High-volume 22 LR shooters typically buy 22 shells bulk in 525-, 1,000-, or bucket-packaging quantities. Bulk per-round cost on 22 LR sits at $0.06 to $0.12 for quality brands, making it the cheapest practical cartridge for sustained range use.

Within the 22 LR brand spectrum, aguila 22lr from Mexico covers the budget-to-mid tier with offerings like Interceptor high-velocity, Super Extra standard, and Sniper Subsonic 60-grain — the heaviest commercially produced 22 LR bullet in current production.

For reliability-critical applications, cci 22lr Mini-Mag and Standard Velocity remain the consensus choices among semi-auto pistol shooters who need consistent cycling from Rugers, Browning Buck Marks, and S&W Victorys.

Volume competition and range shooters gravitate to federal 22lr ammo Automatch 325-round boxes and Champion 525-round packs for sustained-fire practice at consistent per-round pricing.

At the premium match tier, lapua 22lr Center-X and Midas+ dominate competitive smallbore and PRS rimfire, with lot-selected offerings that consistently produce sub-½-MOA 50-yard groups from quality match rifles.

For general-purpose sporting, hunting, and plinking, winchester 22lr ammo in Super-X 40-grain LRN and Power-Point 40-grain JHP covers small-game and casual range use at accessible pricing.

Modern Intermediate Centerfire

Introduced by Federal in 2017, 224 valkyrie ammo pushes a 90-grain Sierra MatchKing at 2,700 fps to deliver supersonic performance out to 1,300+ yards — the first AR-15-platform cartridge to maintain supersonic flight past the 1,000-yard mark.

The Venerable .243 Winchester

The 243 ammo category remains one of the most popular dual-purpose cartridges in U.S. hunting. A 95-grain load at 3,100 fps covers deer-sized game; an 80-grain at 3,350 fps handles coyote and predator applications.

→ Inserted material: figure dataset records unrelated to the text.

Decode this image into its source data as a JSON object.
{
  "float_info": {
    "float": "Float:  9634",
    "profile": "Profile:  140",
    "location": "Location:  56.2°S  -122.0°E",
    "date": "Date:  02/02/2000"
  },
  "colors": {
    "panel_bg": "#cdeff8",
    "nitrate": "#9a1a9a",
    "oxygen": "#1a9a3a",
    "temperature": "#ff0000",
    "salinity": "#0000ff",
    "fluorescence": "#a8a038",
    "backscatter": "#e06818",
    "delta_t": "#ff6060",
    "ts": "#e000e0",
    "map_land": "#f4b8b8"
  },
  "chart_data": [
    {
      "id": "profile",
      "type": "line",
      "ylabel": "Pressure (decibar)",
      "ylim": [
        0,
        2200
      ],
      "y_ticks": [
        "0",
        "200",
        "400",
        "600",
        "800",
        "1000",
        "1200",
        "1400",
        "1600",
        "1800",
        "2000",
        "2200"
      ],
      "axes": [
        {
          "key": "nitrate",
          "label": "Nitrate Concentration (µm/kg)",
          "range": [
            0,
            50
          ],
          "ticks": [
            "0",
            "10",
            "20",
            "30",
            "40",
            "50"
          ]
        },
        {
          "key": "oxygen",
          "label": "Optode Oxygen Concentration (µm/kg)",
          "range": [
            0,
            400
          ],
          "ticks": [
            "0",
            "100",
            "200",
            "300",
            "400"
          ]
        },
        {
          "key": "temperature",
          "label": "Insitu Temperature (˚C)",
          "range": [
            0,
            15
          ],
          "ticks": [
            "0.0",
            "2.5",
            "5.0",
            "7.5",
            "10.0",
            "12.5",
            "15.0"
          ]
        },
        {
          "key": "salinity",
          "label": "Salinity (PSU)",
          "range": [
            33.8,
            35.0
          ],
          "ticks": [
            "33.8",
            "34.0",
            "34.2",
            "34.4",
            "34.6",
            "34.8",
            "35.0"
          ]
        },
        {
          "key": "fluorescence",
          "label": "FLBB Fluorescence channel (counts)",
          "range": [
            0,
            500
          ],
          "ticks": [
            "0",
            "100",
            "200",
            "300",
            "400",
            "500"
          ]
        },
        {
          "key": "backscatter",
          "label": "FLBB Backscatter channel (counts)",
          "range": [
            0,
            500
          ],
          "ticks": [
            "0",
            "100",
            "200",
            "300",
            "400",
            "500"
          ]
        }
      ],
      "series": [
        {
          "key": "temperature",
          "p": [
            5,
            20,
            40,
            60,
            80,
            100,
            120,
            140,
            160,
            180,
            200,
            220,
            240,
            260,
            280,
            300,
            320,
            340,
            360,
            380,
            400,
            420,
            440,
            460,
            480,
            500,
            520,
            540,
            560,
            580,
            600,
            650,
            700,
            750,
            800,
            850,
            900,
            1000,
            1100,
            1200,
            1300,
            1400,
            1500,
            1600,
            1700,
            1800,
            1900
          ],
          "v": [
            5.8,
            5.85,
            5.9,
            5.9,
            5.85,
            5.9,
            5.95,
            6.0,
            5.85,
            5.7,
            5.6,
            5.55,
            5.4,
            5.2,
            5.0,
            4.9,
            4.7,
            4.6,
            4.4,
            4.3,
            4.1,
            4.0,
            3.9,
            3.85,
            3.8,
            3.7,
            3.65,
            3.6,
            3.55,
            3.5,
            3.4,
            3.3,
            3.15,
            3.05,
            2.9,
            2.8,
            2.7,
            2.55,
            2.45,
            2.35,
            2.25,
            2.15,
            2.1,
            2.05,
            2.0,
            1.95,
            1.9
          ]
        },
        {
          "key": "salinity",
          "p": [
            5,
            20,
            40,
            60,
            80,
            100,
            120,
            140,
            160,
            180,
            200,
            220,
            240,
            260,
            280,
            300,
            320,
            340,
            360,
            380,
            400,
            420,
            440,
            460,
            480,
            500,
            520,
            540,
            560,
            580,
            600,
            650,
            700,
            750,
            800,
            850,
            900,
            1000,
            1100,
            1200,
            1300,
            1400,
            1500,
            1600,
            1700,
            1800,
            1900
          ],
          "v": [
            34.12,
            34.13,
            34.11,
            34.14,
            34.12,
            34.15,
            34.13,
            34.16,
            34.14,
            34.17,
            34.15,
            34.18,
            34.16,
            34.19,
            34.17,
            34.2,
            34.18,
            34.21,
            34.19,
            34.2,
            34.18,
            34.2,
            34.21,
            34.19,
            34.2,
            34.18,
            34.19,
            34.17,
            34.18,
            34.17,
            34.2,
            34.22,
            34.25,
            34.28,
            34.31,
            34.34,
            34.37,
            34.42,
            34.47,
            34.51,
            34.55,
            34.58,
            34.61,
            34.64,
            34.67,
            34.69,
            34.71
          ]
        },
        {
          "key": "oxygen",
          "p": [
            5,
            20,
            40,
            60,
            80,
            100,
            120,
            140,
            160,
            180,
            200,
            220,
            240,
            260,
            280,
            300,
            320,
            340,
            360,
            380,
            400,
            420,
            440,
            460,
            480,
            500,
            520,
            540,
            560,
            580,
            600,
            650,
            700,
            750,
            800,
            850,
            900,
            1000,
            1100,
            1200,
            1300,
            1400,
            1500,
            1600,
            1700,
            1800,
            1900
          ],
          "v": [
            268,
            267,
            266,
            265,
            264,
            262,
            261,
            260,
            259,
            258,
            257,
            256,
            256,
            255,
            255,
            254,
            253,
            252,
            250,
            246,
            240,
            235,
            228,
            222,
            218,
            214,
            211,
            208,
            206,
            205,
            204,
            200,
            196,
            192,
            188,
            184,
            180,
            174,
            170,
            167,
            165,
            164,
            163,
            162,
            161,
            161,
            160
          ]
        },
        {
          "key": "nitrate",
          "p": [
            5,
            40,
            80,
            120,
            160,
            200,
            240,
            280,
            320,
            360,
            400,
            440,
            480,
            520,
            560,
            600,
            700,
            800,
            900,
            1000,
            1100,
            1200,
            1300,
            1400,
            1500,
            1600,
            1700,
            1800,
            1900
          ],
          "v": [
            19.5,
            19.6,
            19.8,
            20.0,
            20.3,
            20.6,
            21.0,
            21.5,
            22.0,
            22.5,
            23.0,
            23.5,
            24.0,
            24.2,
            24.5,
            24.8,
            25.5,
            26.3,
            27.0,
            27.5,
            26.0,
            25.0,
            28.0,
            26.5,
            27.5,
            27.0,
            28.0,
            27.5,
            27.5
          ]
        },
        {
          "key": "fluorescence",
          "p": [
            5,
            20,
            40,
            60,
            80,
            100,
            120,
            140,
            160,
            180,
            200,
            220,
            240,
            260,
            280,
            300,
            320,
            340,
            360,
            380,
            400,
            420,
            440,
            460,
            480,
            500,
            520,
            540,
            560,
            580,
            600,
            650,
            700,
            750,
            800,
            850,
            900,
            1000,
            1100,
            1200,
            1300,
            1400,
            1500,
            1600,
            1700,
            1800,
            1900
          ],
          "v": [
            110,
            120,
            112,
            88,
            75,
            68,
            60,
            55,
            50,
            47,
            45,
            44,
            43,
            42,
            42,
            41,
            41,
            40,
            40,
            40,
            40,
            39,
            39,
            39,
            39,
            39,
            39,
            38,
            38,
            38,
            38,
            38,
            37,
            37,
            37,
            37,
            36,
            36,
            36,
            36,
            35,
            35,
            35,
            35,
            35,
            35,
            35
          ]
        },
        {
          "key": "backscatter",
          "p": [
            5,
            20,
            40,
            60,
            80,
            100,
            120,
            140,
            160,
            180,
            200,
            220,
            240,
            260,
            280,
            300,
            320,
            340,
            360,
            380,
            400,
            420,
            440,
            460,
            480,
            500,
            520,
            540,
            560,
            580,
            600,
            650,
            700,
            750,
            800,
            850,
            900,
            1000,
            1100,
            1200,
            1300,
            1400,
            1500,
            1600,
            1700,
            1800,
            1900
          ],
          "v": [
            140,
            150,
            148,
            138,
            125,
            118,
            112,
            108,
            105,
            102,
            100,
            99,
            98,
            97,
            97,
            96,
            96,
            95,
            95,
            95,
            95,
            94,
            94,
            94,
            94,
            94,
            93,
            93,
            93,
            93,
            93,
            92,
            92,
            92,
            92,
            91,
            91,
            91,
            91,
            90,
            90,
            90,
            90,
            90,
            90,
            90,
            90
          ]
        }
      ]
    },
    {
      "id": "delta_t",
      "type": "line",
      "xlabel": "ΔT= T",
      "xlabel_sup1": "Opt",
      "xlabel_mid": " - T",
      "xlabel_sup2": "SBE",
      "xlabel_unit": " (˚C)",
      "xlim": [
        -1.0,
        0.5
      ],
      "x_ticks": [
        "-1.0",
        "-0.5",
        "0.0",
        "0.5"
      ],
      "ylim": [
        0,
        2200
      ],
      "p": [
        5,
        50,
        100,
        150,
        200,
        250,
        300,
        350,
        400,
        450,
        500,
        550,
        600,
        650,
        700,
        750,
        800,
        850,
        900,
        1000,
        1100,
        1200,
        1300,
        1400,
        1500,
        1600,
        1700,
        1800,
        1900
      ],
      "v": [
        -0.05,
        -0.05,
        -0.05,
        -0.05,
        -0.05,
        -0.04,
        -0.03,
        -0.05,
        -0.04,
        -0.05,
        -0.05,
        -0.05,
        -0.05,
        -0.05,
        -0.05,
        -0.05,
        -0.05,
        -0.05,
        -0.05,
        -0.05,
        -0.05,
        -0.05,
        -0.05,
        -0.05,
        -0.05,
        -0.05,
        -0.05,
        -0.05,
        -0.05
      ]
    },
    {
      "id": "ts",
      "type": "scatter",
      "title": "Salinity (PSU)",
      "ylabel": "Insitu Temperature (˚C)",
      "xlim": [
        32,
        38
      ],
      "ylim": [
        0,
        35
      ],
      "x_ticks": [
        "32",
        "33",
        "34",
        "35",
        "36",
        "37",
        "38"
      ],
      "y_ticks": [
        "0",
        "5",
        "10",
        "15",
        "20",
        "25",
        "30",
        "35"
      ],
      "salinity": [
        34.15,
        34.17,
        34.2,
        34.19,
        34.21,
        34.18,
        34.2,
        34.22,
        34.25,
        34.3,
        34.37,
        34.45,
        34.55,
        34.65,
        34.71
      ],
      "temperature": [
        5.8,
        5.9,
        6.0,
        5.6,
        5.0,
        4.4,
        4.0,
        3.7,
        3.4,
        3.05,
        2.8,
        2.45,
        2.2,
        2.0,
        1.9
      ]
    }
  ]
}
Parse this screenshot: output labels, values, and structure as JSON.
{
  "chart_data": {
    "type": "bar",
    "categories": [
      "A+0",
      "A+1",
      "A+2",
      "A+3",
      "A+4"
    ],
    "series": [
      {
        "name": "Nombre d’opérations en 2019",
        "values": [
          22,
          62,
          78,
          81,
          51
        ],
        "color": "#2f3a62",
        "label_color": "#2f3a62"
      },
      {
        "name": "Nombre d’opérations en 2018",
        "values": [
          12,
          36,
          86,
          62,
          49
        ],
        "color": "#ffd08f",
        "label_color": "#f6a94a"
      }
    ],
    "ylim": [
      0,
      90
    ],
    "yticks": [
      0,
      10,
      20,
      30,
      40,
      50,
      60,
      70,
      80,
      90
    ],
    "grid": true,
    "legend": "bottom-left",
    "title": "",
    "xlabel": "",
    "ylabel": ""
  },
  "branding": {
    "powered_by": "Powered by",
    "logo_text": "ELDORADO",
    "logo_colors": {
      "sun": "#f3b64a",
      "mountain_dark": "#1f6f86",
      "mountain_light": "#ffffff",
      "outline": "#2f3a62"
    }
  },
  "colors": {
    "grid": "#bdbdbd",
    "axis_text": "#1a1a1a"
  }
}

The Pocket Pistol Cartridge

Though overshadowed by .380 ACP in modern pocket-gun design, 25 acp ammo remains in active production from Hornady, Winchester, and Fiocchi for shooters carrying heritage Baby Brownings, Berettas, and Colt Junior pistols.Though overshadowed by .380 ACP in modern pocket-gun design, 25 acp ammo remains in active production from Hornady, Winchester, and Fiocchi for shooters carrying heritage Baby Brownings, Berettas, and Colt Junior pistols.Though overshadowed by .380 ACP in modern pocket-gun design, 25 acp ammo remains in active production from Hornady, Winchester, and Fiocchi for shooters carrying heritage Baby Brownings, Berettas, and Colt Junior pistols.